Last edited by Canoez; 35 Minutes Ago at 08:02 PM.
"We know one eminent canoeist who keeps a fine canoe in his cellar and feeds her on varnish and brass screws for fifty weeks of every year. " - W.P. Stevens

I think Canoez gave an excellent summation of how to go about it. I would consider staying with the 'glass on the outside only because it's already there. If you remove the 'glass completely then definitely go wiht canvas.

Get the book and read it.

Learn the vocabulary of the parts. It'll make asking questions easier later on. It's a big project for a first time but you can do it. Don't be afraid to make a mistake or two. Or three. Enjoy the journey. Keep us posted.

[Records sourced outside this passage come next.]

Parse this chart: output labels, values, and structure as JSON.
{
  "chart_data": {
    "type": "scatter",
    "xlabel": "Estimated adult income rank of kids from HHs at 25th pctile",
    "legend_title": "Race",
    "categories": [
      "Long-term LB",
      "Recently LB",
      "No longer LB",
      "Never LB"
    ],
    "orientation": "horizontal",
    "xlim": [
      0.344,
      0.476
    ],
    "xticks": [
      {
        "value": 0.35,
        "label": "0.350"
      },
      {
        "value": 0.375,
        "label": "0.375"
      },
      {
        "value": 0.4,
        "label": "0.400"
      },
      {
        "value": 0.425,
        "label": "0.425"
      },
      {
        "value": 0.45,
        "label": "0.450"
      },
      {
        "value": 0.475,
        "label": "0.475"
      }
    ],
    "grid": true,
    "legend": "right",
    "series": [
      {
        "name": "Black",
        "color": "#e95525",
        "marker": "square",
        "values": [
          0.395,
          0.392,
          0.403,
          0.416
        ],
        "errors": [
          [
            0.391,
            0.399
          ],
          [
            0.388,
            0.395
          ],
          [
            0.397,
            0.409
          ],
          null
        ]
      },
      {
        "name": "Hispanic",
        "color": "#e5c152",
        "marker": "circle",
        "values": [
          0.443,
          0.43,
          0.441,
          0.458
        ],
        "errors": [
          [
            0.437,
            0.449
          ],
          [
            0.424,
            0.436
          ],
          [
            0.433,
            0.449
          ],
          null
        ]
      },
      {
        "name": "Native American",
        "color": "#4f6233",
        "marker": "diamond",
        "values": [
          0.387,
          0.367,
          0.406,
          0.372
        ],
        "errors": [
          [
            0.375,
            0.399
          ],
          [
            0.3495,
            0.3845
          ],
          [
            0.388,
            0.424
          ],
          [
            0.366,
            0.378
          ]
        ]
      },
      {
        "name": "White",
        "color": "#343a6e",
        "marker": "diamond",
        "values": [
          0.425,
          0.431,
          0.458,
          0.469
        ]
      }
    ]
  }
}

I also have just acquired a Great Canadian canoe very similar to yours. This is also my first attempt at a restoration, so I'm not sure if I can be of much help. Mine is in somewhat better shape than yours, but these pictures may help you see your way forward.



Mine has some of the same issues as yours, such as torn & gouged fiberglass covering, and what would appear to be water intrusion between the fiberglass and the planking.


I have started working on mine. When I removed the outwale, I found it as described by Canoez with a rabbet on the back side.


I have started to strip the fiberglass off with a heat gun and putty knife. It is pretty tedious, but it will eventually come off. On mine, as I heat it up, the fiberglass will begin to blister away from the planking, so I know it is ready to be attacked with the putty knife. So far I have not pulled up any major amount of wood.


So much for now. I hope this helps. I have more pictures if you would like to see other parts. I will no doubt have questions of my own as I move forward.